Précautions à prendre pour éviter les interactions médicamenteuses

  • Lire attentivement la notice des médicaments : Les notices des médicaments contiennent généralement des informations sur les interactions possibles avec d’autres médicaments, aliments ou boissons. Il est donc important de les lire attentivement pour éviter tout risque.
  • Informer son médecin ou son pharmacien : Lors de la prescription d’un nouveau médicament, il est essentiel d’informer son médecin de tous les autres traitements en cours, y compris les compléments alimentaires et les produits de phytothérapie.

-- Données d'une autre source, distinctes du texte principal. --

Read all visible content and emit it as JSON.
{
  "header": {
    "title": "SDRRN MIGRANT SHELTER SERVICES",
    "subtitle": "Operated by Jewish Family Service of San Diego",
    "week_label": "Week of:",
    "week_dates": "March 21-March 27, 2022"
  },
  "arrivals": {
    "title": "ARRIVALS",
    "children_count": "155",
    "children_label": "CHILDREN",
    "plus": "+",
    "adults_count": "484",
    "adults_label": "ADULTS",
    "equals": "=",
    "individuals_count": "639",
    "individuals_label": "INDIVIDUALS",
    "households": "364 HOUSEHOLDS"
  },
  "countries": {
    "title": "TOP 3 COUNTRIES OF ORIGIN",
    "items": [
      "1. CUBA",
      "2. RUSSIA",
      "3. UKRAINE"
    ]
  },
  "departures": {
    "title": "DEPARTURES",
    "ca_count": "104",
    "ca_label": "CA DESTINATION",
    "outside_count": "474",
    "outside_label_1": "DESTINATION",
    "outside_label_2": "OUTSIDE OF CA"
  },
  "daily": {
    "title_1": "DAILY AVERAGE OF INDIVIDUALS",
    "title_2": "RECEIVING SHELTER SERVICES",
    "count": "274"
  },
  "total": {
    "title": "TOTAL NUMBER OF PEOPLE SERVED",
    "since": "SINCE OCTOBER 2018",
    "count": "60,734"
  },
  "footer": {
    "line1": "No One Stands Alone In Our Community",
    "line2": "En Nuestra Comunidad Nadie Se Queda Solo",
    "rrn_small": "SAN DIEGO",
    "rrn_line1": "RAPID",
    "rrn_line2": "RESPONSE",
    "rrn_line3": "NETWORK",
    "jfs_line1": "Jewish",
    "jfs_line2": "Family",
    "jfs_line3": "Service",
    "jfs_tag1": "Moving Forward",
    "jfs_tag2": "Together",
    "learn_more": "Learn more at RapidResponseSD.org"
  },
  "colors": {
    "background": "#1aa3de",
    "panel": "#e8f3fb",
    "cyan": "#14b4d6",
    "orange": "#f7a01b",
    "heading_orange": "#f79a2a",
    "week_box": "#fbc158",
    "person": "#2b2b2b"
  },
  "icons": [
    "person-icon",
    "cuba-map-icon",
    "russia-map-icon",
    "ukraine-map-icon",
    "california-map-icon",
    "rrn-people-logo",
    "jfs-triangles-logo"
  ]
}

De même, lors de l’achat d’un médicament sans ordonnance, il est important d’en parler à son pharmacien pour vérifier l’absence d’interaction avec les traitements en cours.
  • Adopter une alimentation équilibrée : Une alimentation équilibrée et variée est bénéfique pour la santé et peut contribuer à réduire les risques d’interactions médicamenteuses. Par exemple, éviter la consommation excessive d’aliments riches en vitamine K lors d’un traitement anticoagulant, ou limiter la consommation de caféine lors de la prise d’antibiotiques de la famille des fluoroquinolones.
  • Éviter la consommation d’alcool et de tabac : L’alcool et le tabac peuvent interagir avec de nombreux médicaments et augmenter les risques d’effets indésirables. Il est donc recommandé de limiter, voire d’éviter, leur consommation lors d’un traitement médicamenteux.
  • Respecter les posologies et les horaires de prise : Pour optimiser l’efficacité des médicaments et limiter les risques d’interactions, il est important de respecter les posologies et les horaires de prise recommandés par le médecin ou indiqués sur la notice.

En conclusion, les interactions médicamenteuses sont un problème important et peuvent avoir des conséquences graves sur la santé. Il est essentiel de se renseigner sur les interactions potentielles entre les médicaments, les aliments, les boissons, les compléments alimentaires et les plantes médicinales, et de consulter un professionnel de la santé pour éviter les risques. En étant informé et vigilant, vous pouvez contribuer à assurer la sécurité et l’efficacité de votre traitement médicamenteux.